Sponsored by the American Real Estate Society (ARES), Indigenous Peoples and Real Estate Valuation addresses a wide variety of timely issues relating to property ownership, rights, and use, including: ancestral burial, historical record of occupancy, treaty implementation problems, eminent domain, the effects of large governmental change, financing projects under formal and informal title or deed document systems, exclusive ownership vs. non-exclusive use rights, public land ownership, tribal or family land claims, insurgency and war, legal systems of ownership, prior government expropriation of lands, moral obligation to indigenous peoples, colonial occupation, and common land leases. These issues can also be broadly grouped into topics, such as conflict between indigenous and western property rights, communal land ownership, land transfer by force, legacy issues related to past colonization and apartheid, and metaphysical/indigenous land value.
Covering contemporary practices around the world, this volume features research from an international array of authors, exploring the economic, demographic, political, legal, and cultural dimensions of property ownership—and the conflicts that emerge when systems clash. Including in-depth case studies and policy recommendations, this volume will be a valuable resource for government leaders and economic policymakers, urban planners and property developers, advocates of indigenous people’s rights, lenders, and other industry professionals.

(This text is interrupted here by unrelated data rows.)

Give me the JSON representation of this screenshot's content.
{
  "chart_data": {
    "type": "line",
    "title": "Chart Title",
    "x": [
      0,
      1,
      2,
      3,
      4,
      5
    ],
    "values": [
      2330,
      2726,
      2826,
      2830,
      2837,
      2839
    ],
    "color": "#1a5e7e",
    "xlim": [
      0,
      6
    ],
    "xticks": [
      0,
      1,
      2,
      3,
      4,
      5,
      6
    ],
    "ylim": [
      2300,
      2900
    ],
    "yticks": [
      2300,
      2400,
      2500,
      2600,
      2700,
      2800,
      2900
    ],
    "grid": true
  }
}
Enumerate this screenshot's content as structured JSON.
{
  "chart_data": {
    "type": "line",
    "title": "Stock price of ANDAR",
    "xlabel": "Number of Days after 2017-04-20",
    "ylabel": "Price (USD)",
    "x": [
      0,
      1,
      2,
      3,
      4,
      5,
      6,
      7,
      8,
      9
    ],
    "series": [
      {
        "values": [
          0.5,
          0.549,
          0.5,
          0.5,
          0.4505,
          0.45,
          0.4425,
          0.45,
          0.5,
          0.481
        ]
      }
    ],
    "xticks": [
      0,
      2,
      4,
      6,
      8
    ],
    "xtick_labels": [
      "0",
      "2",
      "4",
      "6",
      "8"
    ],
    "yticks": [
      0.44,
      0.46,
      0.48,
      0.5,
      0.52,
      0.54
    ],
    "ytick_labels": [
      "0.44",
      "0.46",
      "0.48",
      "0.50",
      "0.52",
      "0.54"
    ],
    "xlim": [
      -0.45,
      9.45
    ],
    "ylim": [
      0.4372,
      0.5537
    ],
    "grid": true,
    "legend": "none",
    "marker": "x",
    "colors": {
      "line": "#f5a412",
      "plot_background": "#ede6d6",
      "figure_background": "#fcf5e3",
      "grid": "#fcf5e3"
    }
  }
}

"Indigenous Peoples and Real Estate Valuation is a great beginning for a more methodological way of understanding and being able to deal with people’s right to land. The study is important in that it clarifies that the majority of the people of the world do not adhere to the western method of land rights, thus raising the question: Who is right? Is it the indigenous people of the world or the "deeded" people of the western world? If one steps back a bit from all this and realizes that this world was created for your use and we actually leave this world with nothing, even if we owned large parcels of land, then we might realize that we need to learn from the different indigenous peoples of the world how to use this land and leave it for future generations."